The search used looks like this:
index=my_sanitized_index_name sourcetype=web_access_logs | timechart count(eval(x_Status < 400)) as Success count(eval(x_Status>=400)) as Failure | addtotal row=f col=t labelfield=_time | eval SuccessRate = 100 * Success / (Success + Failure)
Where x_Status is the return code from a web server farm's collective access logs
In its current form, I did a search for the "last 15 minutes". It found 859,984 events and took 25.384 seconds to execute. I need to run this thing to give me stats for the last week. It usually stops working around the third hour.
I am completely new to Splunk, I am certain there is a better way to do this. I just don't know what that is. Help?
@OstermanA - Looks like you have a few possible solutions to your question. If one of them provided a working solution, please don't forget to click "Accept" below the best answer to resolve this post. If you still need help, please leave a comment. Don’t forget to upvote anything that was helpful too. Thanks!
The only field you need from those events is the x_status and the _time, so explicitly get rid of everything else the first moment that you can, using the fields command. Try this and see what happens to your search time.
index=my_sanitized_index_name sourcetype=web_access_logs | fields _time x_status
| timechart count(eval(x_Status < 400)) as Success count(eval(x_Status>=400)) as Failure
| addtotal row=f col=t labelfield=_time
| eval SuccessRate = 100 * Success / (Success + Failure)
This cut down execution time by 75%. I still should probably look into setting up summary indices, but this was very helpful. Thank you.

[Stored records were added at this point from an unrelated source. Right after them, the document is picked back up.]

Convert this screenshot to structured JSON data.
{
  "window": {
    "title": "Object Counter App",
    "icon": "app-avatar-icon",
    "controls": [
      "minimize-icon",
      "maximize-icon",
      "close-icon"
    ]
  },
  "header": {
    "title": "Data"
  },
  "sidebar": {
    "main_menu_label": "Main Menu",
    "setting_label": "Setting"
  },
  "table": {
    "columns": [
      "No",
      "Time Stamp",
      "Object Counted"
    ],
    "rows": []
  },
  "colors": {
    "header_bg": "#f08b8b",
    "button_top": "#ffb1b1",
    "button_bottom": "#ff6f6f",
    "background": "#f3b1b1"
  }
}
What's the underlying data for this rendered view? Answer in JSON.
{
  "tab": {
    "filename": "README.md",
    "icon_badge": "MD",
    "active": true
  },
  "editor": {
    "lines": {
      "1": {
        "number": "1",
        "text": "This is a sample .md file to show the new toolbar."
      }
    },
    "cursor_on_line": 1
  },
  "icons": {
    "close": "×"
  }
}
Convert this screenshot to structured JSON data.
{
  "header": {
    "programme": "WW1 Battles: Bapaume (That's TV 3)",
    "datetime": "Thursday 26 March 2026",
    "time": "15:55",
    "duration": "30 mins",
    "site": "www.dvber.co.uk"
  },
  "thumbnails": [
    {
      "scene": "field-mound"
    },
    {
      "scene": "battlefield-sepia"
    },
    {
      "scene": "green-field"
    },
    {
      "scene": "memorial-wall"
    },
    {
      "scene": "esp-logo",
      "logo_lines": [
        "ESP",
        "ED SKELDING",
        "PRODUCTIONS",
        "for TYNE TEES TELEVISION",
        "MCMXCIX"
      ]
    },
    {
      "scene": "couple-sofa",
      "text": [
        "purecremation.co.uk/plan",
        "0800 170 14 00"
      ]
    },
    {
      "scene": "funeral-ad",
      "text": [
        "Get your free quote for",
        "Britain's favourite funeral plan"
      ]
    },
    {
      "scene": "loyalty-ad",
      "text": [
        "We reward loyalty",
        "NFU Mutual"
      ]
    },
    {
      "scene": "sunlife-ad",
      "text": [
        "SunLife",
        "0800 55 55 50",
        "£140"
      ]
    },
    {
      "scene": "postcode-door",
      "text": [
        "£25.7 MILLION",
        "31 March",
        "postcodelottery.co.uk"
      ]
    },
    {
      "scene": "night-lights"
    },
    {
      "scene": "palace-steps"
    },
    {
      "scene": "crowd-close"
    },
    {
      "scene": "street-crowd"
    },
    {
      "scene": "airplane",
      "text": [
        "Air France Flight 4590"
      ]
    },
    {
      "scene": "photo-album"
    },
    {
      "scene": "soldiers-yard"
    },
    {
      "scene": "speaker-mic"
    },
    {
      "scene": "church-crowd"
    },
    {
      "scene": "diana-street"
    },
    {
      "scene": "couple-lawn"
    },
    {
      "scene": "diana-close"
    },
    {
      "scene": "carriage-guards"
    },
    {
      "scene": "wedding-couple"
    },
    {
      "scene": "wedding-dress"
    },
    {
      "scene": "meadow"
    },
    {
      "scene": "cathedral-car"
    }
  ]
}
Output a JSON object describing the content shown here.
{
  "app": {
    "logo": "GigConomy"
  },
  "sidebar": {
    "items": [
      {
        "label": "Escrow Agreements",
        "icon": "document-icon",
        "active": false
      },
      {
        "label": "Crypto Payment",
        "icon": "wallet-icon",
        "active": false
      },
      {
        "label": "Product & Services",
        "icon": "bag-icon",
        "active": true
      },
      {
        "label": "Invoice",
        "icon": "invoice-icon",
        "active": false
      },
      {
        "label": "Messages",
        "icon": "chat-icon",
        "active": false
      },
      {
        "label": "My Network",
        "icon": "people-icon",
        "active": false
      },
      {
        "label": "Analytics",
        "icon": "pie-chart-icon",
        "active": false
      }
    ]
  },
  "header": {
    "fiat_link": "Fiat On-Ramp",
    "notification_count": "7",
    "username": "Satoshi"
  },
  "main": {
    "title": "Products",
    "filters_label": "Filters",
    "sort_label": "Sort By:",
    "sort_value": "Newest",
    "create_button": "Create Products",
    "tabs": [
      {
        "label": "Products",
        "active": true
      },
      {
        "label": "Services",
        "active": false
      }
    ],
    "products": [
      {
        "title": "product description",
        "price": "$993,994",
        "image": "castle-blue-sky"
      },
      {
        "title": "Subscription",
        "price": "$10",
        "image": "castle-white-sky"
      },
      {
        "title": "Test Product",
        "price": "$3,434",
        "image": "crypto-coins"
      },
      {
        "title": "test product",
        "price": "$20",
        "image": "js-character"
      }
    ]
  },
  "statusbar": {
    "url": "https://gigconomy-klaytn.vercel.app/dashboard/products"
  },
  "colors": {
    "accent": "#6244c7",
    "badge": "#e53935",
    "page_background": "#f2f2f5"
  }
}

You're welcome. richgalloway's answer is probably your best long-term solution, but for efficiency in splunk you should also always get rid of all the data you don't need at the earliest opportunity.
Agree. In fact, would suggest to implement @DalJeanis's optimization method to your summary index search (and any other search) solution of @richgalloway.
See if this make some improvements.
index=my_sanitized_index_name sourcetype=web_access_logs | eval Type=if(x_Status<400,"Success","Failure") | timechart count by Type | addtotal row=f col=t labelfield=_time | eval SuccessRate = 100 * Success / (Success + Failure)
IMHO, your problem is not with the number of eval
commands (which isn't that many), but with the sheer number of events you're trying to process. Those hundreds of millions of events should be distributed among many indexers for best performance.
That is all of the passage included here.